T-Mobile’s Q1 2013 Shows 500K iPhone 5 Sales In One Month, Signs The ‘Un-Carrier’ Plan Is Working

Posted: May 8, 2013 in Technology

20130508-210016.jpg T-Mobile USA has reported its first quarter earnings
for 2013, and this marks the first reporting period ever
that the newly rebranded “Un-Carrier” has included
iPhone 5 sales, which began at T-Mobile April 12,
prompting line-ups of interested customers. 500,000
new iPhone 5s were sold during the few weeks they’ve been available so far, T-Mobile reports. Unlike some other carriers, T-Mobile doesn’t state
what percentage of those went to new customers,
saying simply that those 500,000 went to a mix of
“new and existing customers.” But we can still do a
fair comparison of straightforward sales, as Sprint
sold 1.5 million iPhones during its most recent quarter, which was a mix of all device types, not just
the iPhone 5. That means interest was relatively
strong at T-Mobile, since it managed to bring in one-
third of that total for the iPhone 5 alone in just a third
of the time. That’s an indication that T-Mobile’s $99 pricing of the
iPhone (which is offset by a monthly device lease for
subscribers) is likely working well. What isn’t clear yet
is how well the Un-Carrier scheme is working: T-
Mobile added 3,000 net branded customers during the
quarter, but lost 199,000 postpaid subscribers and added 202,000 prepaid users.
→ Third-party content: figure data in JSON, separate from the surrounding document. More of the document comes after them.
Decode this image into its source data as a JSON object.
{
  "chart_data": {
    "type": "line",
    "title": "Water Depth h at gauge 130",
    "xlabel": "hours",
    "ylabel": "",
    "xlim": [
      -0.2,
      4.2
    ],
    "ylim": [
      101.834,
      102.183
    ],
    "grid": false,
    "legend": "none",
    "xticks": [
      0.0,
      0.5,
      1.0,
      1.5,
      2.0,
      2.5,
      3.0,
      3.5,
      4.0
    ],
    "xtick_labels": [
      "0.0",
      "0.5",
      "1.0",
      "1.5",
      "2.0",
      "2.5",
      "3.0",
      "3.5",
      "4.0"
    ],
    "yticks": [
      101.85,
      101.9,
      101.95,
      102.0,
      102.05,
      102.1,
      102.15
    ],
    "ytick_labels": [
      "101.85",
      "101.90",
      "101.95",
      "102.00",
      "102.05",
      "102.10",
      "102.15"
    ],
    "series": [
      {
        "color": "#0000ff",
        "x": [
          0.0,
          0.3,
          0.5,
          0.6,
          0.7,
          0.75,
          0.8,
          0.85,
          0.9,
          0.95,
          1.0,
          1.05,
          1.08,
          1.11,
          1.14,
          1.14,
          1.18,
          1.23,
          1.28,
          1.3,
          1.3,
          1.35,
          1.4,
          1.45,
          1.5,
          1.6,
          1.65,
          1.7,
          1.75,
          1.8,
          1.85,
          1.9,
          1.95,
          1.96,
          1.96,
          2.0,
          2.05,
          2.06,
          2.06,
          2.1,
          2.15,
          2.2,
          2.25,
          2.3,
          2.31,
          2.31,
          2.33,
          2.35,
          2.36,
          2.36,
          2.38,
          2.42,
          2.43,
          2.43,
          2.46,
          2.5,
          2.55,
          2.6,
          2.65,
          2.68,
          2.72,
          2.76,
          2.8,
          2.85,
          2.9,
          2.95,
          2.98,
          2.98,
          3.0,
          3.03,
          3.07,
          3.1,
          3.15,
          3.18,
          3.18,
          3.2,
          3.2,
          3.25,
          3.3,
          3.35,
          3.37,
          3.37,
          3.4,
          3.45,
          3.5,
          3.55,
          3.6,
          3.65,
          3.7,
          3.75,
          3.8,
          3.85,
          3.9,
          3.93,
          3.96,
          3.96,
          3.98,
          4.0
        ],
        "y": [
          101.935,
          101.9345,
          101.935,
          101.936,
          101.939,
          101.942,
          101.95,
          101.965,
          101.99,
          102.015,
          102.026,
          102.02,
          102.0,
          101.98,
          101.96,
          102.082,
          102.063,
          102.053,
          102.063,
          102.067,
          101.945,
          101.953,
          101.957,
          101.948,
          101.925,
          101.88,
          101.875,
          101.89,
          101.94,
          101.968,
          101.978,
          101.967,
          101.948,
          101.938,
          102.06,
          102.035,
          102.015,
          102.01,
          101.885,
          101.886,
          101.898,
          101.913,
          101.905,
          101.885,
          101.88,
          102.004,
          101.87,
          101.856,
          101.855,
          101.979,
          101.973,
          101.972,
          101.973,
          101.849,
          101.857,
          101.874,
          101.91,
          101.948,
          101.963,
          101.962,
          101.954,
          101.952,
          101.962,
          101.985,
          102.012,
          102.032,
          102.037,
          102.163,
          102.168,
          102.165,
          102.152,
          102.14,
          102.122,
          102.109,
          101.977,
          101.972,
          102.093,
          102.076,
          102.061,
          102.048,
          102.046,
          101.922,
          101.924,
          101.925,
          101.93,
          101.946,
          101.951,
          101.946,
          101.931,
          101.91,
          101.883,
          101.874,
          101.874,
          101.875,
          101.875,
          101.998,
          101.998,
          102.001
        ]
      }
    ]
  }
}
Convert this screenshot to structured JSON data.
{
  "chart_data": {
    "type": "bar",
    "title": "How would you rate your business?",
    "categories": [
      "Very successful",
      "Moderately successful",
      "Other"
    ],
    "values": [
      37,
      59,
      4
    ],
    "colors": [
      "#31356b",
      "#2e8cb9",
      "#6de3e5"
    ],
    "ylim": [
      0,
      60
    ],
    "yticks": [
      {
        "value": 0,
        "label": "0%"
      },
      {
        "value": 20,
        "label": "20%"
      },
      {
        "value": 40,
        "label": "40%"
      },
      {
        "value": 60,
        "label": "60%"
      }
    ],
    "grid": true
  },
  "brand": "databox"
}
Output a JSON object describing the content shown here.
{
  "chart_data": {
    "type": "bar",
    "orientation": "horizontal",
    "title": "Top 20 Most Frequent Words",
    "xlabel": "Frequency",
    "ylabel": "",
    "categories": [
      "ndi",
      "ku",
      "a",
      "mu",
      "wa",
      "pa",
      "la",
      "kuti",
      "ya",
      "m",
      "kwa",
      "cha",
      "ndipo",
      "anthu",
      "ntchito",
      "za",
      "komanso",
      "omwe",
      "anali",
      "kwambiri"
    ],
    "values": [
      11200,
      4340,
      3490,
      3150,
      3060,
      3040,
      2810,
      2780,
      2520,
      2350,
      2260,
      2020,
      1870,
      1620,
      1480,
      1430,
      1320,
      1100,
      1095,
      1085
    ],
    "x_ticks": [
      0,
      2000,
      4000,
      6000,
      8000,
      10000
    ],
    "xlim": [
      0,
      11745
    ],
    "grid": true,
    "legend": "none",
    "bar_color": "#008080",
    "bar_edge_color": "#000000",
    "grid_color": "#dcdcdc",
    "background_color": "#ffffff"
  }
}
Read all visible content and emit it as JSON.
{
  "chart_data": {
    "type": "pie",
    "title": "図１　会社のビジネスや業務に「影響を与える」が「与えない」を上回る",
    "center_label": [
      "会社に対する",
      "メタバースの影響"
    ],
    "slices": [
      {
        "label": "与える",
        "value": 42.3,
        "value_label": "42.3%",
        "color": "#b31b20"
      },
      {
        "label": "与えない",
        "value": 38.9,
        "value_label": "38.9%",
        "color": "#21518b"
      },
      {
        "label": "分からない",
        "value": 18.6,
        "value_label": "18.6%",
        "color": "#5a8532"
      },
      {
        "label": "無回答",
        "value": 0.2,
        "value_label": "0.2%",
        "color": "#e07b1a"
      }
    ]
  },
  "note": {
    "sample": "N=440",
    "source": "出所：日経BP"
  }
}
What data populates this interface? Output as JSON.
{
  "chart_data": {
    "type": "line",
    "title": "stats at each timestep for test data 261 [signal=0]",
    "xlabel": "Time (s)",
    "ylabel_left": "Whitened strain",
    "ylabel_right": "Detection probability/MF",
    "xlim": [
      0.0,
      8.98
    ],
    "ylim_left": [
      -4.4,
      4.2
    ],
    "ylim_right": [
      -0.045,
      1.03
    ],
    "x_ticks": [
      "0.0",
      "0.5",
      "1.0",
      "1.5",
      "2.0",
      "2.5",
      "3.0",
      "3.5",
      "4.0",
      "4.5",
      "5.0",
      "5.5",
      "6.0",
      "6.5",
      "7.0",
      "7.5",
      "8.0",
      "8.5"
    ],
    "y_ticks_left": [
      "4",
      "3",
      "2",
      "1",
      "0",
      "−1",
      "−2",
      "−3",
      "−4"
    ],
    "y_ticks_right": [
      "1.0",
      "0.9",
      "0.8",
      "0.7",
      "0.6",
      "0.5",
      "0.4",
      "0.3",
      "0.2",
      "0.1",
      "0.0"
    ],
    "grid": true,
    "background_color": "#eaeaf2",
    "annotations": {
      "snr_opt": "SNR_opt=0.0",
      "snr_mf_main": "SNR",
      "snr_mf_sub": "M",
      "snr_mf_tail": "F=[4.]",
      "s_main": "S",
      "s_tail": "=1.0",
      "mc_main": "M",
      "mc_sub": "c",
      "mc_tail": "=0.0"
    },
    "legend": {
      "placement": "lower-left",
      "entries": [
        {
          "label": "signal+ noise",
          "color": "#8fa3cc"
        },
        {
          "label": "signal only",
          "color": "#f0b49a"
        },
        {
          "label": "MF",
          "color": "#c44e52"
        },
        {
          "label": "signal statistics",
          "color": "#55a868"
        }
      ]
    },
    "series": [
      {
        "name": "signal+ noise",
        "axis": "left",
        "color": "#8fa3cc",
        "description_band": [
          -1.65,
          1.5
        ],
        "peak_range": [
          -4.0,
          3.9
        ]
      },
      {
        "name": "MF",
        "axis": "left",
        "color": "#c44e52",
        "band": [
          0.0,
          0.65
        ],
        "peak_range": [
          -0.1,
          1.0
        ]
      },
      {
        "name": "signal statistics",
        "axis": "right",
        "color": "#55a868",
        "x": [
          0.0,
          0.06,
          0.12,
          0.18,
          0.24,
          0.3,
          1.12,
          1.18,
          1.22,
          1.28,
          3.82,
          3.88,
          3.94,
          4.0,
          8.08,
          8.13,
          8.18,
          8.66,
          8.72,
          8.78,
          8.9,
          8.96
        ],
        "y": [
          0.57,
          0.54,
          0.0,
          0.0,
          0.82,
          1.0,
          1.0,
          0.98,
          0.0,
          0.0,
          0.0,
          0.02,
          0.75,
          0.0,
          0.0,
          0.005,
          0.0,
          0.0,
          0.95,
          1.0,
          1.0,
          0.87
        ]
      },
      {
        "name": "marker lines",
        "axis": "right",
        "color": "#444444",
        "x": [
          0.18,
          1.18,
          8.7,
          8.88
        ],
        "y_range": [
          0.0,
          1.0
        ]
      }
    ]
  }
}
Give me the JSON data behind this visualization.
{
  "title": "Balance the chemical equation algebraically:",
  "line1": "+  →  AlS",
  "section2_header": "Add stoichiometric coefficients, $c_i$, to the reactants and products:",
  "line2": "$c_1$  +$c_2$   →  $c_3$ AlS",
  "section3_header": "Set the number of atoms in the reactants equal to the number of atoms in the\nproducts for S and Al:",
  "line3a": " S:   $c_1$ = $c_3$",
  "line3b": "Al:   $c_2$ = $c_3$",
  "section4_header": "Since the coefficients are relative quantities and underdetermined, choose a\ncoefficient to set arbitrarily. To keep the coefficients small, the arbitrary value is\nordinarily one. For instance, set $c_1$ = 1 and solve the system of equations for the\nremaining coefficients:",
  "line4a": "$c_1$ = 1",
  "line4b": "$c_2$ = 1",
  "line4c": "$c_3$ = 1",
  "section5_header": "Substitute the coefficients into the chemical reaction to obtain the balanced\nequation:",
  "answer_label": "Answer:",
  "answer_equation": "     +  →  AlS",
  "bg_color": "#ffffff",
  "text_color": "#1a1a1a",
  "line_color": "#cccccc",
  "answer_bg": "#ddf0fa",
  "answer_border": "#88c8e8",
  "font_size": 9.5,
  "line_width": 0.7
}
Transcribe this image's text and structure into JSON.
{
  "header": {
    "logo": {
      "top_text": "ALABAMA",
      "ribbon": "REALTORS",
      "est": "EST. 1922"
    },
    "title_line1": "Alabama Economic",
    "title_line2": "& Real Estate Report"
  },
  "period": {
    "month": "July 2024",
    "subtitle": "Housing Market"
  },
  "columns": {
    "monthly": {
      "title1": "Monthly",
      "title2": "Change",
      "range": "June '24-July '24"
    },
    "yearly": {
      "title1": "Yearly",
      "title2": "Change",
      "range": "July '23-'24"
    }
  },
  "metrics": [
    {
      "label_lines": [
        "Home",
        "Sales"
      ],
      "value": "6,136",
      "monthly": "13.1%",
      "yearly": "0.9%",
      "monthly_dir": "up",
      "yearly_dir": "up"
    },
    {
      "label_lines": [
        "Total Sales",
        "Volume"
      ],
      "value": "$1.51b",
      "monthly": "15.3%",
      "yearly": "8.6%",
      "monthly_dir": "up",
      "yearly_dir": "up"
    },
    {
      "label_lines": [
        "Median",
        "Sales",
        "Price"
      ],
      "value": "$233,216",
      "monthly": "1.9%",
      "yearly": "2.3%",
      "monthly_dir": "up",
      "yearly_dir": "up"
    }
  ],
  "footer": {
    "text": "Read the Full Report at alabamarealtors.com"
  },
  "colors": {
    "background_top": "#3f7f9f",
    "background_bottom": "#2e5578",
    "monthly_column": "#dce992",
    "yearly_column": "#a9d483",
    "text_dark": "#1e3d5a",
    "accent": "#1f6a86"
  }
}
Those adopting the new
Un-Carrier plans still count as postpaid customers,
even though they don’t have fixed term contracts. Like the iPhone 5, the Un-Carrier plans have only
been around for about a month of the total quarter, but
there are still signs that despite the continued
disparity between postpaid and prepaid growth,
customers are coming around. Postpaid churn (loss
of subscribers) was 1.9 percent, which is the lowest since the second quarter of 2008. The 199,000
subscriber loss was also a 61 percent improvement
over the postpaid decline in Q1 2012, meaning that
while the carrier still didn’t see positive growth, it may
be on the way to turning things around. In terms of earnings, T-Mobile reported $1.2 billion in
EBITDA for the quarter, a sequential improvement of
12.4 percent, but a year-over-year decrease of 7.5
percent. ARPU for branded postpaid declined by 6.3
percent, which T-Mobile says is the result of
customers embracing their Value and Simple Choice plans. ARPU for prepaid is increasing, up 11.3
percent, but there’s still a wide gap between the two.
Going forward, watching how ARPU is affected by the
Un-Carrier plans will be a key metric for determining
T-Mobile’s success with that new initiative.